According to Yu Yu Din, parties can ensure that the right issues are talked about online in the right locations and devices. “A recent comScore report found that over 50% of the Internet is accessed via smartphones. Parties need to keep that in mind when targeting voters – especially women. For example, cities such as Mumbai, Delhi, Kolkata, and Pune would be most important in targeting women voters if the issue is Women’s Safety. They need to disseminate targeted messages which will resonate with the women electorate.”
For Chetan Mahajan the answer is very simple: “If you can engage with your audience you can influence them, especially the youth where the consumption of social media is much higher than any other traditional form of media. In fact they consume traditional media on social platforms. Can you imagine Economic Time’s Facebook likes to be more than its circulation; 14.2 Lakhs vs. 6.6 lakhs.”

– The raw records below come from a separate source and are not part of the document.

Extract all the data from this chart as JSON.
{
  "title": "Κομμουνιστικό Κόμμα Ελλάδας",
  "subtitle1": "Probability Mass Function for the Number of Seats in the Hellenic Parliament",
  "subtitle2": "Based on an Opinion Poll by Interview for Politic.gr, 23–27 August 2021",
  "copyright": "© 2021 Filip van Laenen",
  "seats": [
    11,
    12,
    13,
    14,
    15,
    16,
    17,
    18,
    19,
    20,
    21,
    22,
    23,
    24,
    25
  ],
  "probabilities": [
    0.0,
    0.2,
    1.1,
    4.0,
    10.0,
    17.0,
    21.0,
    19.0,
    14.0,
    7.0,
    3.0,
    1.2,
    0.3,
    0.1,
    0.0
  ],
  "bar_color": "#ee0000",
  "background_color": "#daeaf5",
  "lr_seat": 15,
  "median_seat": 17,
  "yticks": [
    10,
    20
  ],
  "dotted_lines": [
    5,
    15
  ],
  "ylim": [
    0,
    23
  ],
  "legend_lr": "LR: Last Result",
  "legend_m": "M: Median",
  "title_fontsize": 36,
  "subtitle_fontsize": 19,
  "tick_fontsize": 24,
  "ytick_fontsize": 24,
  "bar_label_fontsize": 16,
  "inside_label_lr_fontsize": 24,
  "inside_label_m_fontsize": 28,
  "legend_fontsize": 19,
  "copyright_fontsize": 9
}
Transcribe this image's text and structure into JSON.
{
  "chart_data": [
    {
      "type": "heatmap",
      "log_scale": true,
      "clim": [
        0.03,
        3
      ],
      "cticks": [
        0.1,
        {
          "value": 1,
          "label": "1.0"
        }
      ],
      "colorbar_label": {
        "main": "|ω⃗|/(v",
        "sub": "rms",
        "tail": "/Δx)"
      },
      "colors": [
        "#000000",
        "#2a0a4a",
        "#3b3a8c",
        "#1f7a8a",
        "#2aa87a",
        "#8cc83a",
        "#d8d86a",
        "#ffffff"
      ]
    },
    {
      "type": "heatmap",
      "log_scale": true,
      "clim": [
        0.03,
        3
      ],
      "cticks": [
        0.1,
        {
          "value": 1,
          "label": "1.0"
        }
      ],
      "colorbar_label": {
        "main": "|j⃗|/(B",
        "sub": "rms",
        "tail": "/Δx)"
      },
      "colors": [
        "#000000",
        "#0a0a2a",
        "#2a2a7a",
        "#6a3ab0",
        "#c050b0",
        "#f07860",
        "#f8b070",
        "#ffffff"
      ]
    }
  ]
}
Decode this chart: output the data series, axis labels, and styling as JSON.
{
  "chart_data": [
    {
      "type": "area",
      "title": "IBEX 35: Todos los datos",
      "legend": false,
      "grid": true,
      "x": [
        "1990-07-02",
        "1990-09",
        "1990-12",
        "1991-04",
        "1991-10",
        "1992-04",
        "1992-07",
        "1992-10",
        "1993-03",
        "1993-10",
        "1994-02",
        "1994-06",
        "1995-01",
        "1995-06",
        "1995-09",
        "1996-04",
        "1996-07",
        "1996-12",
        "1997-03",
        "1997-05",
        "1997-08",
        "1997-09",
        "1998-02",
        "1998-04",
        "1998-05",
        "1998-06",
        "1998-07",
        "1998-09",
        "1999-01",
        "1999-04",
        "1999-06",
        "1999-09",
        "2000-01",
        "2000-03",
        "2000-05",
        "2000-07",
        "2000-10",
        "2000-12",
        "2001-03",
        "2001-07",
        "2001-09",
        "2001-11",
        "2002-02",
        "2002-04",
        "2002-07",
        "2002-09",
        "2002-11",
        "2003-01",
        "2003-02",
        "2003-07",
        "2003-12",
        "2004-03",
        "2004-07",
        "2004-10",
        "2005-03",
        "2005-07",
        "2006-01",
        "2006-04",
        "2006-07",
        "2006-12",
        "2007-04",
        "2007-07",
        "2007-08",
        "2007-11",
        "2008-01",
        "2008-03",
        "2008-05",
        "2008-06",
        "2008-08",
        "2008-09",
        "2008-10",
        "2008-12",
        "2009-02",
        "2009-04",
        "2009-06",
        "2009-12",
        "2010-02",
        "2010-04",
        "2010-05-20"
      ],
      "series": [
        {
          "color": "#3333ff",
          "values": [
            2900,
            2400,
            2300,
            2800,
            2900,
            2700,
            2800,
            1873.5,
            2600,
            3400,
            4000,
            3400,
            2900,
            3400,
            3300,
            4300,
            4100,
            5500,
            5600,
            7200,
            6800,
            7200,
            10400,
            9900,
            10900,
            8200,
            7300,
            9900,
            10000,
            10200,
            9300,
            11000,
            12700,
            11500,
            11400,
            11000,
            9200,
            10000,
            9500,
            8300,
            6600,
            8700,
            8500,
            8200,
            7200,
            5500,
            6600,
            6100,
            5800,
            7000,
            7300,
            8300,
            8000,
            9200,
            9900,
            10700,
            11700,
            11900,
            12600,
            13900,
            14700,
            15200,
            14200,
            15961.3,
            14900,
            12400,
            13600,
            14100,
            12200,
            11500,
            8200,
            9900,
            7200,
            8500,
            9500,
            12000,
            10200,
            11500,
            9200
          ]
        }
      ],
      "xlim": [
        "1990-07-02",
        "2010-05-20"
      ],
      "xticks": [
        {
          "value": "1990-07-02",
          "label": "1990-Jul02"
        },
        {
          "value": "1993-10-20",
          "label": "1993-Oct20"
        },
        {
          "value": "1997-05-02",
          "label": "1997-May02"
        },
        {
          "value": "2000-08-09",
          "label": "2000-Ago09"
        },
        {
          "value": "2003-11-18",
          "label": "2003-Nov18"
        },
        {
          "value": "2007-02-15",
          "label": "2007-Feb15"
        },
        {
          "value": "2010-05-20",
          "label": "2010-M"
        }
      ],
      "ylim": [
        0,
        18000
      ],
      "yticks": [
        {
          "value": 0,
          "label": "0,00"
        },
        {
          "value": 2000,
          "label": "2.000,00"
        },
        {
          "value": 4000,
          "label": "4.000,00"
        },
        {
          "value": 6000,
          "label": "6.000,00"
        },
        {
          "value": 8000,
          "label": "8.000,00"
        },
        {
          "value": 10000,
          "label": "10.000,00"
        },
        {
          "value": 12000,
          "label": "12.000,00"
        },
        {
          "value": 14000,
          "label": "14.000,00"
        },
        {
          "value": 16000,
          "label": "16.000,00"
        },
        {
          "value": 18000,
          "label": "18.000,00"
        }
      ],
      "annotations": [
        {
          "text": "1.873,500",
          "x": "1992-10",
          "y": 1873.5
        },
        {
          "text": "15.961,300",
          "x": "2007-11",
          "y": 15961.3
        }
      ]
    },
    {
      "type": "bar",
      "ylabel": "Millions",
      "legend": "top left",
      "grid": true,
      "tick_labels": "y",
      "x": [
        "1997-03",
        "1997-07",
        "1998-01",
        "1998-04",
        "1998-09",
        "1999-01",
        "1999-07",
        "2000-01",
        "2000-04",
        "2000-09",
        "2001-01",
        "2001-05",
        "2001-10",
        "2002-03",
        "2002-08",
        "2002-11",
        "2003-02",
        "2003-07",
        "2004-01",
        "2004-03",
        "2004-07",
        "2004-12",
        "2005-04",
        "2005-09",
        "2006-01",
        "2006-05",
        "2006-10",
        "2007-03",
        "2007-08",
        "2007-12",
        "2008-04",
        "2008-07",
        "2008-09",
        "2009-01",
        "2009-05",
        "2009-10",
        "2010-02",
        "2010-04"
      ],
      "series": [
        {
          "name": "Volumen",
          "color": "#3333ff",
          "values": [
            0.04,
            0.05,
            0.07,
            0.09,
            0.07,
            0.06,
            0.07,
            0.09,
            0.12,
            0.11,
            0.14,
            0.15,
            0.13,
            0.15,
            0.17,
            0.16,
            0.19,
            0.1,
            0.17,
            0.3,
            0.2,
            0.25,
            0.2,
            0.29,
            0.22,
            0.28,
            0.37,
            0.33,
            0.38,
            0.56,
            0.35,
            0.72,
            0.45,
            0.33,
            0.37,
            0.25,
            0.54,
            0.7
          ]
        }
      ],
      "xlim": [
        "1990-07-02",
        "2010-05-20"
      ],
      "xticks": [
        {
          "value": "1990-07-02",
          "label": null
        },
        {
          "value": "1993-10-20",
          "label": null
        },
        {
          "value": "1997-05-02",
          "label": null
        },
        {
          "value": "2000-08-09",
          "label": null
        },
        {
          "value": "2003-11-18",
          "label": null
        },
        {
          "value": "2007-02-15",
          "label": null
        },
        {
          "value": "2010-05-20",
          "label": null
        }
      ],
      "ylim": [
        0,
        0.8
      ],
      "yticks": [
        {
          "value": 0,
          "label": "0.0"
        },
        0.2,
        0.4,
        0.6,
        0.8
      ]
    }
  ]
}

While we may not yet have reached the point where social media can swing elections like in the US; the fact is that social media is definitely reaching a point where its influence is growing. Like with all things social media, the quantum of influence may be a matter of debate but social media and politics is a bond that is here to stay. As we enter 2014, the general elections are already complex and will now also will take place under the 24x7 focus of social media – no political party can afford to ignore that.